Kebanyakan para pemuda Hamas yang tak sabar berasal dari kamp² penampungan. Diantara mereka adalah Imad Akel. Imad adalah anak termuda dari tiga anak laki bersaudara. Imad sedang kuliah untuk jadi seorang farmasis ketika dia akhirnya merasa muak akan ketidakadilan dan merasa putus asa. Dia mengambil senjata dan menembak beberapa prajurit Israel, dan mengambil senjata mereka. Orang² lain lalu mengikuti perbuatannya, dan pengaruh Imad semakin besar. Sambil melakukan serangan sendiri tanpa perintah siapapun, Imad membentuk kelompok militer kecil dan pergi ke Tepi Barat, yang memiliki lebih banyak target serangan dan tempat lebih luas untuk bergerak. Aku tahu dari percakapan orang di kota itu bahwa Hamas sangat bangga akan dirinya, meskipun dia tidak punya kedudukan apapun dalam Hamas. Para pemimpin Hamas tidak mau kegiatannya bercampur dengan kegiatan Hamas. Karena itu mereka membentuk sayap militer bernama Brigade Ezzedem Al-Qassam yang diketuai oleh Imad. Tak lama kemudian dia menjadi orang Palestina yang paling dicari Israel.
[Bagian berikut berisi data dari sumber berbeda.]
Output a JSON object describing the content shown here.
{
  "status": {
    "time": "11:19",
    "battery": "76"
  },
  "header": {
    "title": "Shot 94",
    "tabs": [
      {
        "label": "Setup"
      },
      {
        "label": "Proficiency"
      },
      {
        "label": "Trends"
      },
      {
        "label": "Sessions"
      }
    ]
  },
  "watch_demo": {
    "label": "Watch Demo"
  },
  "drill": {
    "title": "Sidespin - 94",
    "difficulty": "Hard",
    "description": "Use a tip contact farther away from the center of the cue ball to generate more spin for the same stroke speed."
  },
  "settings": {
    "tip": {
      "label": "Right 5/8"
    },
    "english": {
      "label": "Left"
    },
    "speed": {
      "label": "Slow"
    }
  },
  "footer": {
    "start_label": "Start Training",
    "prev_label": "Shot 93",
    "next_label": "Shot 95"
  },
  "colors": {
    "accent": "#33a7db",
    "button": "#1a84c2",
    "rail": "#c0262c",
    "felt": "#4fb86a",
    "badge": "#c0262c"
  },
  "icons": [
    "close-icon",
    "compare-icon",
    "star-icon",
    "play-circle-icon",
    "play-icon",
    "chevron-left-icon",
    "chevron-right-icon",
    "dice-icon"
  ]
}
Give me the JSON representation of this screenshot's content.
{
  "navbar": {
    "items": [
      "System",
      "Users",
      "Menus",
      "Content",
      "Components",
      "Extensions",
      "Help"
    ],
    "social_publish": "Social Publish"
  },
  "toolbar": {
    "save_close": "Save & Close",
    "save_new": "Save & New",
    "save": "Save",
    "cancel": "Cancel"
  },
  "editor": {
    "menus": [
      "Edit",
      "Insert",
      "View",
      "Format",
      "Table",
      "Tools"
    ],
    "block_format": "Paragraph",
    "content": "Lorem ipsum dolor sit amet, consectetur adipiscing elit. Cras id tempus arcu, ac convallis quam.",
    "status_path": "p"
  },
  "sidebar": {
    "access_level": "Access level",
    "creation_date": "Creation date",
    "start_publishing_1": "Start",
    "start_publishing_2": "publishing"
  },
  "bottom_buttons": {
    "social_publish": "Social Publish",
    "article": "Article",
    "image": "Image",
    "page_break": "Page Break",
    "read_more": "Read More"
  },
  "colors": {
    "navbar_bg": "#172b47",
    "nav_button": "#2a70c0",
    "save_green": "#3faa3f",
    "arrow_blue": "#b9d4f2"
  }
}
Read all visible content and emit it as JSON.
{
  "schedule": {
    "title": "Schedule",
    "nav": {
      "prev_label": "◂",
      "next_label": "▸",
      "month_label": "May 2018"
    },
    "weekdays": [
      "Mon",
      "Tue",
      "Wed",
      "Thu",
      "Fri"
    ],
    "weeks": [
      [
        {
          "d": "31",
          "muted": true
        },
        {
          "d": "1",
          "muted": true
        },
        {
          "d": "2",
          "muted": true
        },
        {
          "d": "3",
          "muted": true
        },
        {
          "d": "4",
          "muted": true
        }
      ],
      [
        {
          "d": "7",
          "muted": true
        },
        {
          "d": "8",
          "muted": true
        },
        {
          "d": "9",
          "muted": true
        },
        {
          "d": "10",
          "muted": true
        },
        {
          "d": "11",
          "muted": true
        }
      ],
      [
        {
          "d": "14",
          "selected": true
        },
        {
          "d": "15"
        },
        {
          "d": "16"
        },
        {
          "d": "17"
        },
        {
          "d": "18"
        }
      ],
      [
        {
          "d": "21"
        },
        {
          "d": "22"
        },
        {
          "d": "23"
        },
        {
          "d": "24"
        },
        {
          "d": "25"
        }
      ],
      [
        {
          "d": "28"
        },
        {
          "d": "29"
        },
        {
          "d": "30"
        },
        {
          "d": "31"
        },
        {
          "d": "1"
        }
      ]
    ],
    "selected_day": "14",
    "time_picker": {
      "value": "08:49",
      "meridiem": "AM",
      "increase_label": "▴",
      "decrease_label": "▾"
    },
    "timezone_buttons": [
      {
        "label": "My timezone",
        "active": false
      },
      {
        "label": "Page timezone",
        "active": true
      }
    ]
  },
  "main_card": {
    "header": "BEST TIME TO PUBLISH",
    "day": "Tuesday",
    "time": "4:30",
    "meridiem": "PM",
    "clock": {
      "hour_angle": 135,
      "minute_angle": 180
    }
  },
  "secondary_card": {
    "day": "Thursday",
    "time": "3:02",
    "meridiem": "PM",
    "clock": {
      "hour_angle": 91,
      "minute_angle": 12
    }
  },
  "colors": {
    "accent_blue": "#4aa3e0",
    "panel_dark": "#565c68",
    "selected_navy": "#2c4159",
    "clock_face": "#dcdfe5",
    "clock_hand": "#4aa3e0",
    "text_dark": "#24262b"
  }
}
Hamas sekarang bersenjata. Karena sekarang senapan² dengan cepat mengganti batu, tulisan grafiti, dan bom molotov, Israel menghadapi persoalan yang belum pernah mereka alami sebelumnya. Jika dulu serangan PLO datang dari Yordania, Lebanon, dan Syria, sekarang serangan datang dari dalam daerah Israel sendiri.